The negative results cannot be attributed to low compliance with medication use, as almost all participants used both medications during the first week after TQD when any beneficial effects would be expected to be the strongest. We used 16 h/15 mg patch which has extensive evidence of its efficacy [18]. The 24 hour patch has been shown to have stronger effects on morning urges to smoke [21], but both types of patches have the same effect on smoking cessation outcomes [1]. It could be argued that other short-acting NRT formulations, which can be used opportunistically could be more effective. This is possible, but any gains in potentially higher efficacy of short-acting NRT products are usually undermined by the fact that oral NRT products and nicotine nasal spray have more side effects and are less user-friendly then patches and generate lower adherence. Good sustained adherence to oral NRT products and nasal spray usually requires a period of supervised frequent and regular use [22]. Where the expectation is that the product will be used only occasionally, as a supplement to another treatment, the adherence is likely to be low. Nevertheless, our results should be generalised to alternative NRT products with caution. There also remains a possibility of type II error, i.e. that there is a difference but the trial did not detect it.

Adding nicotine patches to varenicline did not increase the incidence of nausea or of any other adverse events. There was a trend for the active patch group to report more abnormal dreams, but the results overall raised no concerns regarding the safety of combining the two treatments.

One possible interpretation of the lack of synergy between the two medications is that NRT and varenicline achieve their effects via similar target mechanisms, which overlap to a large or even full extent. Varenicline may act on a more limited range of nicotinic receptors than nicotine itself, but these seem to include those involved crucially in the rewarding effects of smoking. By blocking such receptors, varenicline may be limiting any potentially beneficial effects of NRT as well. E.g. nicotine patches normally alleviate weight gain in continuous abstainers [23] but they had no such effect here.

Nicotine patches did not improve outcomes significantly in the subgroup of smokers who did not have a strong response to varenicline early on. This finding is more tentative than the main result because there was a trend in favour of nicotine patches and the study was not powered for sub sample analyses. Whether or not any patch effects are blocked by varenicline more in varenicline responders than in non-responders, an interesting question arises as to whether varenicline non-responders may benefit from NRT in the absence of varenicline. If this were the case, treatment efficacy could be improved by switching smokers who show no reaction to varenicline during the pre-quit period over to NRT. Future studies should evaluate this notion further.
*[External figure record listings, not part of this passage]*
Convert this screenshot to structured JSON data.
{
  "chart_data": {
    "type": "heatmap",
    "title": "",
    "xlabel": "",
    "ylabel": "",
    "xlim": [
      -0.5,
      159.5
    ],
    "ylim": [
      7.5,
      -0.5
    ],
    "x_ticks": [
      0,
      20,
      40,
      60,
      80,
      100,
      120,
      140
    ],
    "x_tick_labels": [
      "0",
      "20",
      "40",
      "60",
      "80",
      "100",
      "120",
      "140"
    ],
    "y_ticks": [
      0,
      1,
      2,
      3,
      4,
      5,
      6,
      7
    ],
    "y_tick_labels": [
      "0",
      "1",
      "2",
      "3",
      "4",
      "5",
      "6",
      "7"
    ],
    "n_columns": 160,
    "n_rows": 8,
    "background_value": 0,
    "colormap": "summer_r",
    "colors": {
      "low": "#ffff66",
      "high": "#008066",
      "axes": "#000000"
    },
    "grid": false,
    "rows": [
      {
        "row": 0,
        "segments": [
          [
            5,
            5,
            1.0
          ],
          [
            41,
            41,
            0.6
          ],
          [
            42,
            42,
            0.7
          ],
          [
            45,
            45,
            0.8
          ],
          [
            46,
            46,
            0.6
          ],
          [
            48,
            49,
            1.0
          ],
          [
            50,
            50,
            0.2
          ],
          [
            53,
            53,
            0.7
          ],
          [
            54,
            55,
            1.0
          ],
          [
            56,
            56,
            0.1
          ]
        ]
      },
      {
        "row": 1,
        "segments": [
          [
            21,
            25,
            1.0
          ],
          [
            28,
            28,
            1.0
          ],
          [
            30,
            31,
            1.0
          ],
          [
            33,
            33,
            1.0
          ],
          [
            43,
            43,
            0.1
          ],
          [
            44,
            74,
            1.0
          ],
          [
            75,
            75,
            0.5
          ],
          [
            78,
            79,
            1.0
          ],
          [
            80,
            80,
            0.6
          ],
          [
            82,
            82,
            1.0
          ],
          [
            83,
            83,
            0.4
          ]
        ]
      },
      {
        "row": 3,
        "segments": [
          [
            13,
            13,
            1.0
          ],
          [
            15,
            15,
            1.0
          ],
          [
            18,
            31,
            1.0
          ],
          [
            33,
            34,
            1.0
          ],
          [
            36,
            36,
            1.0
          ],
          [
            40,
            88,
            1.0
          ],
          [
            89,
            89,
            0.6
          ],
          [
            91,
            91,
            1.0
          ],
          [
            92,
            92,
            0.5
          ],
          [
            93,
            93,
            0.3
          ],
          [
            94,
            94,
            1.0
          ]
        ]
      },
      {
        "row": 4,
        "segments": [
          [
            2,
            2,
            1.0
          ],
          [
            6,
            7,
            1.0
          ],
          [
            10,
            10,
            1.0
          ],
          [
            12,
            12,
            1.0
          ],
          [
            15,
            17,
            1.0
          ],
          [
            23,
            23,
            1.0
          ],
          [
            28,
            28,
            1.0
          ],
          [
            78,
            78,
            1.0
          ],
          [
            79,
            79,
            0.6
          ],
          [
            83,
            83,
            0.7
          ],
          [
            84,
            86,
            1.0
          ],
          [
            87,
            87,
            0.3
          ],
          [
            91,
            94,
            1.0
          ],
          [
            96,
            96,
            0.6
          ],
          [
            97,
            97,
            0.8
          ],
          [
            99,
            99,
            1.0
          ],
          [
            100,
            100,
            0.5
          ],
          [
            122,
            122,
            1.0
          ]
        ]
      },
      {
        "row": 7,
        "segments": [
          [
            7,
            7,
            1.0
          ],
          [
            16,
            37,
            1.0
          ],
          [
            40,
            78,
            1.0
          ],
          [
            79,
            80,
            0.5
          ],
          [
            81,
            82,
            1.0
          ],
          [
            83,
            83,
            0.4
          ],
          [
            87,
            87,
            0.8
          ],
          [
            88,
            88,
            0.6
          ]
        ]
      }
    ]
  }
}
The trial results have a practical implication. Finding a positive effect would indicate that a large-scale study with a long-term follow-up is warranted, but it would not provide a definitive proof of efficacy. A negative result on the other hand provides an indication that such a trial is unlikely to yield strong positive results. There is a widespread interest in combining NRT and varenicline in the hope of improving treatment outcomes. The results of this study suggest that such practice may not be productive or economical, although further trials would be useful to exclude the possibility of type II error.